Aday olarak atandıktan sonra yaptıklarını unuttu. O günkü ofisime, Ada Sanatevine gelip kendisini desteklememi istediğinde, bu çirkin olayı sordum. “Benim ve diğer arkadaşların ailelerini böyle bir şeye nasıl karıştırırsın, nasıl izin verirsin” dediğimde, bana verdiği yanıt “O emri ben vermedim” oldu sadece. Ama bilgisi dahilinde olduğunu da kabul etti. Önerisini bu nedenle ret ettim, kendisini ofisimden gönderdim. Benim Esat Altungün ile temel ayrışma nedenim budur. Başka onlarca neden daha var ki, onlar her biri ayrı bir yazının konusu.
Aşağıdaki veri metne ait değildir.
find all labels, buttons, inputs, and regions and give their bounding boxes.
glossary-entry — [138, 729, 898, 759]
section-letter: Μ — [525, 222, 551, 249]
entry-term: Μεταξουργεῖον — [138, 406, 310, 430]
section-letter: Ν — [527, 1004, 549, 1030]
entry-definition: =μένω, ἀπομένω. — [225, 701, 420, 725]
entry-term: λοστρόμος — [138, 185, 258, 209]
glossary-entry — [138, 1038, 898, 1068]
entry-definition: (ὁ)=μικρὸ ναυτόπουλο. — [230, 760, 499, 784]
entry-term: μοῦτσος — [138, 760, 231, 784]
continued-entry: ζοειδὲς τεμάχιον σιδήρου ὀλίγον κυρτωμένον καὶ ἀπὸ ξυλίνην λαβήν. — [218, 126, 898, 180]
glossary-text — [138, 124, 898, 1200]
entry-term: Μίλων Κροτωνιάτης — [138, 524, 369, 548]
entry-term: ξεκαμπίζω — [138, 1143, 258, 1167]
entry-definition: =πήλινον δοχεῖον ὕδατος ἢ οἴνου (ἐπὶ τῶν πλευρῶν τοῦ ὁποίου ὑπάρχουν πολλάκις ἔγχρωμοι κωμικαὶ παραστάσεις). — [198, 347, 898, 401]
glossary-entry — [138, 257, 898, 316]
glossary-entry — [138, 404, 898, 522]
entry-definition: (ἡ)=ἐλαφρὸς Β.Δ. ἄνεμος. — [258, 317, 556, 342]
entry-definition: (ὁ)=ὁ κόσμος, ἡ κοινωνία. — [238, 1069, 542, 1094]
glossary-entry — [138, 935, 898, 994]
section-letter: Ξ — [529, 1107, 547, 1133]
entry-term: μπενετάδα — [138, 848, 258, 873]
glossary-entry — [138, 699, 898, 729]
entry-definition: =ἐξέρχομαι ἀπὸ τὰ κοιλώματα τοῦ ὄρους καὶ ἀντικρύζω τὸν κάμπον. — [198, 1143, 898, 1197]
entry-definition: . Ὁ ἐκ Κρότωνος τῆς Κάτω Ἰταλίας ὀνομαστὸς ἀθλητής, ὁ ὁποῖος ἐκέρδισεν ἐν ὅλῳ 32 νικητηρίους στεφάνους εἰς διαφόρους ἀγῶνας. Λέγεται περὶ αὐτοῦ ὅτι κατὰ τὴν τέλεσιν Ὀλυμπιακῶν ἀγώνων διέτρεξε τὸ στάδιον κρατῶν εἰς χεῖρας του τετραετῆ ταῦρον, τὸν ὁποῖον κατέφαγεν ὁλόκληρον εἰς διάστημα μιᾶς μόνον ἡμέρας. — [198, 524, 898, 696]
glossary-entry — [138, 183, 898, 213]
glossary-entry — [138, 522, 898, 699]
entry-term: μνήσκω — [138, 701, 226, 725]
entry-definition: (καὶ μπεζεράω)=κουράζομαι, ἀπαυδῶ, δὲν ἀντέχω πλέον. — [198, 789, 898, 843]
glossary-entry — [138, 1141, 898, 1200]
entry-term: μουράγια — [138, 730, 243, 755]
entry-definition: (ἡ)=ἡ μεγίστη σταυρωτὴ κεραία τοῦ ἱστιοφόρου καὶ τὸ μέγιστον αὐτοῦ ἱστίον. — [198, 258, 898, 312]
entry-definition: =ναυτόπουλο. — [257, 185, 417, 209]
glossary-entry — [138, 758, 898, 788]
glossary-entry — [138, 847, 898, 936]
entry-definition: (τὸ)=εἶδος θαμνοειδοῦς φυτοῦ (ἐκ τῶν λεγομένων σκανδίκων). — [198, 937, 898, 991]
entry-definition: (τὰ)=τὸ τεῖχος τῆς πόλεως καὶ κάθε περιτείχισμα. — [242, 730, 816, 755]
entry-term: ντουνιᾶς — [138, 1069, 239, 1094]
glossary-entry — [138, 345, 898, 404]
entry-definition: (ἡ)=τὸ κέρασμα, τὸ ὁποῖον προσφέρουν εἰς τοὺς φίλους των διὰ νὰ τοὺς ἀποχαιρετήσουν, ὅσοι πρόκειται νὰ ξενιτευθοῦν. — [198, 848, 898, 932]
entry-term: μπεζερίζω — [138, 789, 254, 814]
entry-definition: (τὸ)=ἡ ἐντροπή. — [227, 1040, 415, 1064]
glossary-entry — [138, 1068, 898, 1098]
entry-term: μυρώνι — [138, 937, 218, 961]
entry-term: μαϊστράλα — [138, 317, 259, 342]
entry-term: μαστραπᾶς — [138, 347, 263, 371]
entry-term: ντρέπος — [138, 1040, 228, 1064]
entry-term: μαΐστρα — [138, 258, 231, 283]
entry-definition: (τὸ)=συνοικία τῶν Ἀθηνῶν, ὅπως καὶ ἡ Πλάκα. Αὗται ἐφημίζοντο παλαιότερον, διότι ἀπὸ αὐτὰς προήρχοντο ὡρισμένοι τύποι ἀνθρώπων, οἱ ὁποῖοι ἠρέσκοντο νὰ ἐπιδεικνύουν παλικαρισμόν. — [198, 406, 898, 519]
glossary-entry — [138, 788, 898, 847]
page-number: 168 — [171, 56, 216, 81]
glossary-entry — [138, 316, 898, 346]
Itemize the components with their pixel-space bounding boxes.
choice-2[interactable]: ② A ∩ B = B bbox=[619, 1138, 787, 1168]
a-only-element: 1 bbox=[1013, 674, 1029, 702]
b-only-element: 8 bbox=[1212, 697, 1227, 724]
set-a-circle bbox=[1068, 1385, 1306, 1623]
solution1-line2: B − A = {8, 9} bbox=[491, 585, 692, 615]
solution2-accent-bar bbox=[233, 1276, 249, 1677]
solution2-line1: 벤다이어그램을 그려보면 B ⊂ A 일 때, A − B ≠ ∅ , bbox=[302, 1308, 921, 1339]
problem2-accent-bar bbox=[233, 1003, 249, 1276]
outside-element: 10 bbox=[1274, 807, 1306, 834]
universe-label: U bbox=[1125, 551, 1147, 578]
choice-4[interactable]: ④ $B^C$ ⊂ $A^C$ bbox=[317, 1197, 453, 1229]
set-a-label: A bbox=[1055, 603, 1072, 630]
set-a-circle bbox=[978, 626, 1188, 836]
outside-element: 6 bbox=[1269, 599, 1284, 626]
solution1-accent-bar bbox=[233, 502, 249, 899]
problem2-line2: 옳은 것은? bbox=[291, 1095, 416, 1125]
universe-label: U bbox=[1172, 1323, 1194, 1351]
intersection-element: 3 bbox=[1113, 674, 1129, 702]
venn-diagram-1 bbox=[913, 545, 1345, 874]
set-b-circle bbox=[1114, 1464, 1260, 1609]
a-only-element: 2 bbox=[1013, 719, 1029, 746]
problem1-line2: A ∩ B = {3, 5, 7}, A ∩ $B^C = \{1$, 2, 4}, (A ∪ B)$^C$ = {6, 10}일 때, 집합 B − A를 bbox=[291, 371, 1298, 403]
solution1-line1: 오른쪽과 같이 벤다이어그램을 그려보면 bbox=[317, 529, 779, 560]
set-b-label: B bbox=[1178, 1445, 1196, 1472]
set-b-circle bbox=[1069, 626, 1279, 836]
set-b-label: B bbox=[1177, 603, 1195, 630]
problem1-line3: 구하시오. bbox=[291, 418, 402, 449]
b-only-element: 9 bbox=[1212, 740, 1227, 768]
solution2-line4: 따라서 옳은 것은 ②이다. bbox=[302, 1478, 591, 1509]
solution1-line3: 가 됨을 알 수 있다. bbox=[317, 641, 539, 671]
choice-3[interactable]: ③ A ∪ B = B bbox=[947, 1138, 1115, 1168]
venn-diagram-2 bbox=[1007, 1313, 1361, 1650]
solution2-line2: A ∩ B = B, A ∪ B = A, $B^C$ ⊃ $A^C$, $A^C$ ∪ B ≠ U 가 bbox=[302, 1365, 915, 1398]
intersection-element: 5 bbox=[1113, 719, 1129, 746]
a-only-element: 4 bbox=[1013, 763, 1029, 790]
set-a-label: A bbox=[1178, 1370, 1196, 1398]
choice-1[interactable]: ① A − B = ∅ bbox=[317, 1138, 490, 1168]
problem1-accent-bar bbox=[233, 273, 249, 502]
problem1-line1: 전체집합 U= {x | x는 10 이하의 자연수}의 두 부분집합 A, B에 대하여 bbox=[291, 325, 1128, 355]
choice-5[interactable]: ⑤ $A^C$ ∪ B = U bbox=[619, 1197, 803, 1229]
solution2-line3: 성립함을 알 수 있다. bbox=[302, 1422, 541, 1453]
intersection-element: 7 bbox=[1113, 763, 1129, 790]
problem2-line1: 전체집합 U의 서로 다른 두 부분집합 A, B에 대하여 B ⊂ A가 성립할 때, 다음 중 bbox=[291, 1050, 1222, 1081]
2009 yerel seçimlerinde bu olaylar kadarı yaşanmazsa da, benzerlerini gözlemledik. Altungün, bu kez amacına ulaşmak için kendi ailesini seçim atmosferinde kullandı. Eşinin saldırıya uğradığını duyurdu. Eşkaller verildi. Rakipler acımasızca eleştirildi. Saldırı birilerine mal edilmeye çalışıldı. Bildiğimiz kadarıyla da bu güne kadar hala olayın faili, saldırganı bulunamadı. Acaba neden?
Sonra Cumhuriyet mahallesindeki seçim ofisine saldırı oldu. Altungün’ün bayrakları yırtıldı, v.s. Onun failleri de meçhul kaldı. Onlarda bulanamadı nedense…
İş vaatlerini, makam mevki sözlerini anlatmama gerek yok. Verilen çeşitli sözler için belediye yönetiminin bu iki buçuk yılda icraatlarını izlemek bile yeter.
Makyavel’in ilkesini uygulayıp, amacına ulaşan Altungün, aynı düşünürün diğer ilkelerini de benimsediğini gizlemiyor. İlkesiz bir politik hırsla Kuşadası’nın değil, kendi çıkarlarının peşinde gidiyor. Öğretisini örnek aldığı politikacının söylediği gibi insanlara baskı uyguluyor, korkutuyor, medya tetikçisi aracılığıyla kendisini eleştirenlere çamur yağdırıyor. Bu gün bana yapılan ahlaksız saldırılar gibi.
Ne acıdır ki ömrünün sonuna kadar o makamda kalacağını sanıyor. O sıkı sıkıya sarıldığı felsefenin, asıl sahibine bile başarı sağlamadığını bilmiyor.
Uykudan uyanmasına az kaldı…
Ama ne yazık ki iş işten geçmiş olacak. Bugün ona pembe tablolar çizen, paylaşım sofrasına kurulan ekip üyeleri ile dört duvar arasında karavana kaşıklarken, Makyavel’in ilkelerinin Yüce Türk Adaletinden daha üstün olmadığını anlayacak. Ben ise özellikle o gün eğer yayınlanırsa, Ekspres Gazetesinin manşetini merak ediyorum.